第139章 景耀十年,宴启华章(2/3)
诸葛瞻伸手虚扶,示意他不必多礼,随即在他身旁的空位上自然地坐下,举起自己的酒杯:“今日佳节,不论官职,只叙情谊。我敬将军一杯,一贺新春,二愿将军早日适应蜀中水土,三盼……他日能与将军并肩,共饮于江东故土。”
诸葛瞻的话语真诚而巧妙,既表达了关心,又暗含了对未来携手平定江东的期许,极大地顾及了陆抗此刻复杂的心境。
陆抗眼中闪过一丝波动,那是一种被理解、被接纳的触动。他举起酒杯,与诸葛瞻轻轻一碰,声音沉稳却带着一丝不易察觉的喑哑:“谢大司马。抗……谨以此杯,敬大司马知遇之恩,敬陛下宽宏之德,亦敬……大汉,国运昌隆!”他将杯中酒一饮而尽,一股暖流似乎也随之驱散了些许胸中的孤寂与寒意。

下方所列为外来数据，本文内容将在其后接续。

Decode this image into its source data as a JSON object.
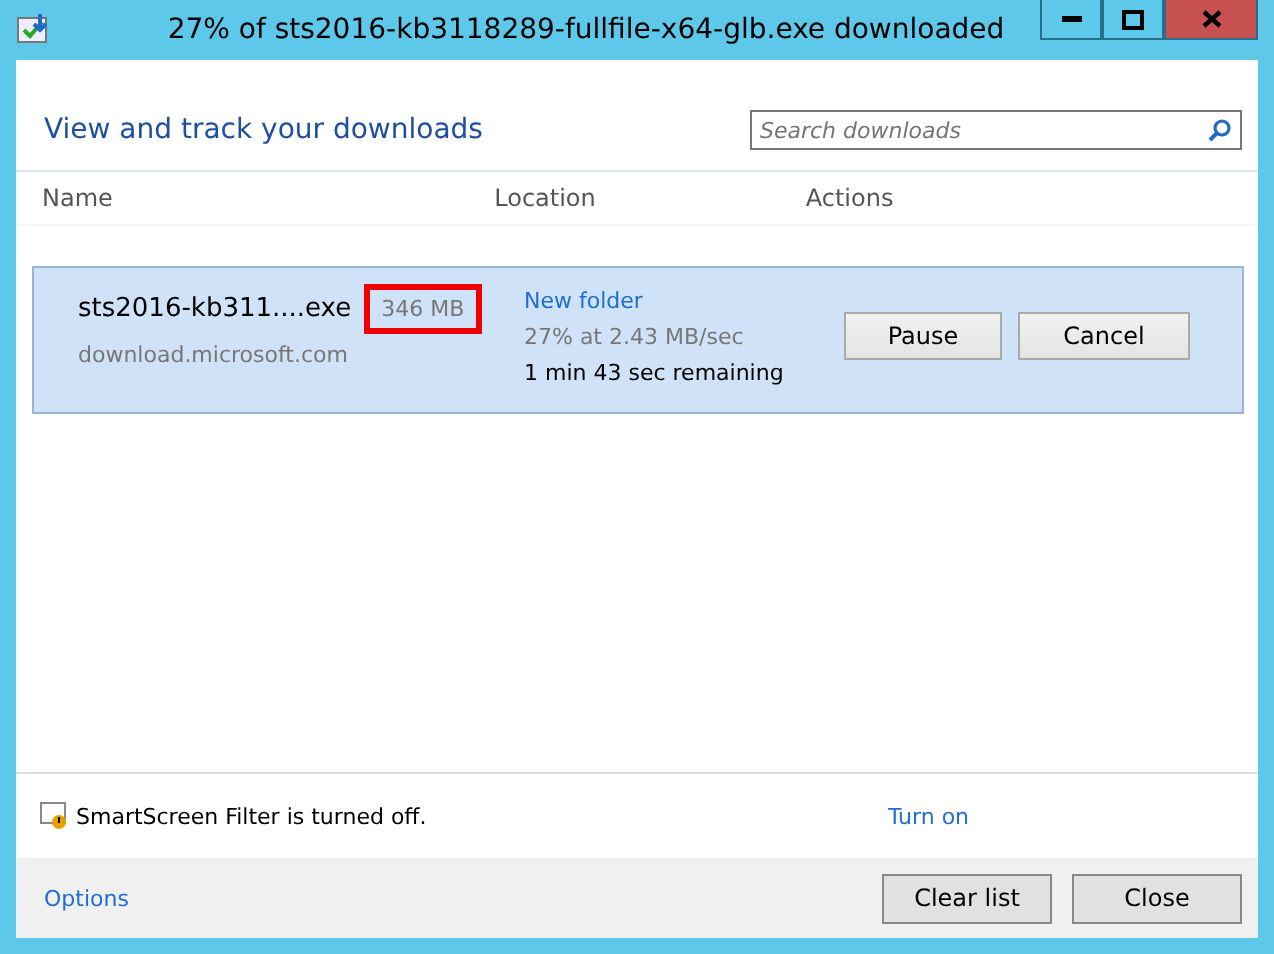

“坐。”诸葛瞻示意他坐下,随意地夹起一箸菜肴,如同闲话家常般说道:“蜀中湿冷,不比江东温润,将军还需仔细保养。府中若缺什么,或有何不惯,尽管直言。待开春后,天气转暖,我陪将军去城外走走,看看这蜀中锦绣,亦别有一番风味。”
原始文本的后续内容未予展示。